RD1 comprises the ligand-binding domain of acceptor;

VDH is variable region of heavy chain;

C is heavy chain constant domain;

X is linker, and condition is it is not CH1;

Y is Fc region; With

N is 0 or 1.

45. associated proteins according to claim 44, wherein RD1 comprises the acceptor in conjunction with people TNF.

Associated proteins described in 46. any one of claim 44-45, wherein RD1 comprises the TNF receptor binding moiety of etanercept.

Associated proteins described in 47. any one of claim 44-46, wherein VDH comprises the heavy chain CDR of infliximab, adalimumab, trainingization match holder pearl monoclonal antibody or the wooden monoclonal antibody of dagger-axe profit, or whole VH domain amino acid sequence.
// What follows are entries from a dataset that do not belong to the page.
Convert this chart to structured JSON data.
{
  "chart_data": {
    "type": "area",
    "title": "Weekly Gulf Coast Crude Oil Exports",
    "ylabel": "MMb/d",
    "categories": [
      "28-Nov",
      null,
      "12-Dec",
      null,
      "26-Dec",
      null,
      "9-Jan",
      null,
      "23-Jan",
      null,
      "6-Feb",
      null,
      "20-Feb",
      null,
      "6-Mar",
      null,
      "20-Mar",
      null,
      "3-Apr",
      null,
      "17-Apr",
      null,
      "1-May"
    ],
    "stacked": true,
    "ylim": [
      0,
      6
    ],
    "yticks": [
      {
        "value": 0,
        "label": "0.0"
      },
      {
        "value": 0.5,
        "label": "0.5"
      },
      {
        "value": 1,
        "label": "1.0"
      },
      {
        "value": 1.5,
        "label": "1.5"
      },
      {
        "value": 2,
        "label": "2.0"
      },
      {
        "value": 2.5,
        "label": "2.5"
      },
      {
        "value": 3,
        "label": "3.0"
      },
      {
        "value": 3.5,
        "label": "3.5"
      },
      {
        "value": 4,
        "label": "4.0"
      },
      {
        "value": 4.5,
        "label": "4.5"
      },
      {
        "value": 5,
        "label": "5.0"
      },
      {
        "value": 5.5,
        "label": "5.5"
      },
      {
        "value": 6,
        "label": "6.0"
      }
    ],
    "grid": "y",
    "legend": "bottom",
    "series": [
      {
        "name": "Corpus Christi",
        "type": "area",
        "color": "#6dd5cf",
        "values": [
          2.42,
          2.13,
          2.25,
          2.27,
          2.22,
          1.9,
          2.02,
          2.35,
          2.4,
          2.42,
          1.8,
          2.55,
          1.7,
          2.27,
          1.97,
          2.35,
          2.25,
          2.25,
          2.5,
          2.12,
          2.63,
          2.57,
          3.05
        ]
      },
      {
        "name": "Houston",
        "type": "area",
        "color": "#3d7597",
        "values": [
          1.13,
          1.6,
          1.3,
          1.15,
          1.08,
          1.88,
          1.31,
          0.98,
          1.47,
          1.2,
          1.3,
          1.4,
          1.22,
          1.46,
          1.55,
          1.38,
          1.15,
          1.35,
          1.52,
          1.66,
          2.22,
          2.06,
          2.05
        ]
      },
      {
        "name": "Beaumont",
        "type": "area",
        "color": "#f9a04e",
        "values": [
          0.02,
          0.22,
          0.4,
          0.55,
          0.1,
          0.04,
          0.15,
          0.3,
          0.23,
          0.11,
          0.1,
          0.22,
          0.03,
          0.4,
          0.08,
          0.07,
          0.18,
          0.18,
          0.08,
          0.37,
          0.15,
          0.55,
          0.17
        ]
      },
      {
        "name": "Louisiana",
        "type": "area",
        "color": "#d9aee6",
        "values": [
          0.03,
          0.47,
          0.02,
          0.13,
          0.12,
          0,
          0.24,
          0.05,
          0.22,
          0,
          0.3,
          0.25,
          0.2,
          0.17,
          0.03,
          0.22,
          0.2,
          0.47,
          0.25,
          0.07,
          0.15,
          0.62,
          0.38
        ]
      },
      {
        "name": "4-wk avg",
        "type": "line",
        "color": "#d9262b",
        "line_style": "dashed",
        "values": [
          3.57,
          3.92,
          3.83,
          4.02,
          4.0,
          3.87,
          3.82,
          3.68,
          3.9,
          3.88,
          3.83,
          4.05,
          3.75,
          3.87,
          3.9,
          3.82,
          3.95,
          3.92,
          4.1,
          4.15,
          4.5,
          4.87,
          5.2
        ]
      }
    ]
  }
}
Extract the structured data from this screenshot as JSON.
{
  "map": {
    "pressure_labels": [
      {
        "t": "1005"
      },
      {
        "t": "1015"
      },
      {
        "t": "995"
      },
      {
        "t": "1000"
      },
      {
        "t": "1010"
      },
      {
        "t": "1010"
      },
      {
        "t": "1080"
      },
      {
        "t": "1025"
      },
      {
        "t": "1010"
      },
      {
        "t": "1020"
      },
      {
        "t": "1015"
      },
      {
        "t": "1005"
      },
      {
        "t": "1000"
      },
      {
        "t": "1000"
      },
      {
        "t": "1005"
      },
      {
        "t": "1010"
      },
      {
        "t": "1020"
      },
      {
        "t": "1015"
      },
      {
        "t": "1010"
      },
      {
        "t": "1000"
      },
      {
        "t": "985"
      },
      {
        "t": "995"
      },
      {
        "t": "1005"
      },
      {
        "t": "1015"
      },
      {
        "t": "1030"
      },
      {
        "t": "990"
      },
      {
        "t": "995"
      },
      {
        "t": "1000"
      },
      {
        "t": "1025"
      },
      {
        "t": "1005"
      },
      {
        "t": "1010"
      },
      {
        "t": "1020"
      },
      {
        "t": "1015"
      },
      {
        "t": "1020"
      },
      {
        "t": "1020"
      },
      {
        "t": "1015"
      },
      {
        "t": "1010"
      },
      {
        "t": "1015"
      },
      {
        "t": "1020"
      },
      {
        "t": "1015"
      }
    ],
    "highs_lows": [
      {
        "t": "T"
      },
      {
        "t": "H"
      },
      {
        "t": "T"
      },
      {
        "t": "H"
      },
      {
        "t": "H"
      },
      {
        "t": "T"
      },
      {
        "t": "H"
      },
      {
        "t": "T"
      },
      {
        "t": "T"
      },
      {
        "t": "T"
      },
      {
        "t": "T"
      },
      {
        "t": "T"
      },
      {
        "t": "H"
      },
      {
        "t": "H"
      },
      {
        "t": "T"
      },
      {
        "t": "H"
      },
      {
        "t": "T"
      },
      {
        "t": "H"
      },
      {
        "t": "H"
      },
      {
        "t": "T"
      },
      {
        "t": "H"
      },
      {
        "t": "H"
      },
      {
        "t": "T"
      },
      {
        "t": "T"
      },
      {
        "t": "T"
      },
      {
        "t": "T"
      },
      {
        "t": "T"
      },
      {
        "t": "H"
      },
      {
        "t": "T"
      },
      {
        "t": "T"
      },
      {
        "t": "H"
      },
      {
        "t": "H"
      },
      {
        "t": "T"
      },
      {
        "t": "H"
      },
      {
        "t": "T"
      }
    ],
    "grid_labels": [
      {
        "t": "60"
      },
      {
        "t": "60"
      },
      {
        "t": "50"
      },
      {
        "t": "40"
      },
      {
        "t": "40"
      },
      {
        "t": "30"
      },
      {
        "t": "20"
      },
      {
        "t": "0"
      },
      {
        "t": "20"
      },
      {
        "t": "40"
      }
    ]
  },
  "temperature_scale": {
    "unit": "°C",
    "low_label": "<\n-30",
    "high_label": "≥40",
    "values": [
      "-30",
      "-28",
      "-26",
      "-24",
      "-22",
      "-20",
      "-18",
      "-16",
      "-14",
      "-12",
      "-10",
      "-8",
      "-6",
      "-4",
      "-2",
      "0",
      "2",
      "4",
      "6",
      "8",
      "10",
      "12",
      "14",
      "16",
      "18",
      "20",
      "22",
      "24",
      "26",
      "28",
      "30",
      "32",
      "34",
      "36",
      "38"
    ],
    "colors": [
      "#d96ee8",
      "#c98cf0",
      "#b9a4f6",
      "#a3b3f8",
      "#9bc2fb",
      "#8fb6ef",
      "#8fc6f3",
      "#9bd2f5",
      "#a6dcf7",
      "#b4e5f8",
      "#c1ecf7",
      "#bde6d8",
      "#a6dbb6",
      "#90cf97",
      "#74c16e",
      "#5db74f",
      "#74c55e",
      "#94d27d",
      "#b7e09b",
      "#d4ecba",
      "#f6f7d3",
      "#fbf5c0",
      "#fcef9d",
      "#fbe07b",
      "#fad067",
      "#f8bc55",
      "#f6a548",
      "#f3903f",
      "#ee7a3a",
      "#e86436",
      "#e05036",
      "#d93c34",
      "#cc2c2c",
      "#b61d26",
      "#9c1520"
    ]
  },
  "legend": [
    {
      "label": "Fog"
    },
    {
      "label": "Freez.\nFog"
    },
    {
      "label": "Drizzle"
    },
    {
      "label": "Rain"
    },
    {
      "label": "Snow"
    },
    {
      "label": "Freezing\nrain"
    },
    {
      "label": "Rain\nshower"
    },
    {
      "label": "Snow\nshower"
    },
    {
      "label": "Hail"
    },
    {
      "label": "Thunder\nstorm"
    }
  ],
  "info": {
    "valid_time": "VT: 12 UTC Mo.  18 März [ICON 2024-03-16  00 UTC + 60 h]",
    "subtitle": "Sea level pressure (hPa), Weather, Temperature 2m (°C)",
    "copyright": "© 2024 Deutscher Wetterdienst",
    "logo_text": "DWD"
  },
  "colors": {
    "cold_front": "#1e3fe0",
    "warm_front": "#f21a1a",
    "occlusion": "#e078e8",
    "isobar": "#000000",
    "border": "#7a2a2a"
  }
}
48. composition, it comprises Binding peptide described in aforementioned any one of claim and pharmaceutically acceptable carrier or vehicle.

49. to be correlated with uncomfortable method needing to treat in its object TNF, comprise the composition according to claim 48 to subject effective amounts.

50. polynucleotide be separated, the Binding peptide described in any one of its coding claim 1-47.

51. carriers, it comprises polynucleotide according to claim 50.

52. host cells, it comprises polynucleotide described in claim 50 or 51 or carrier.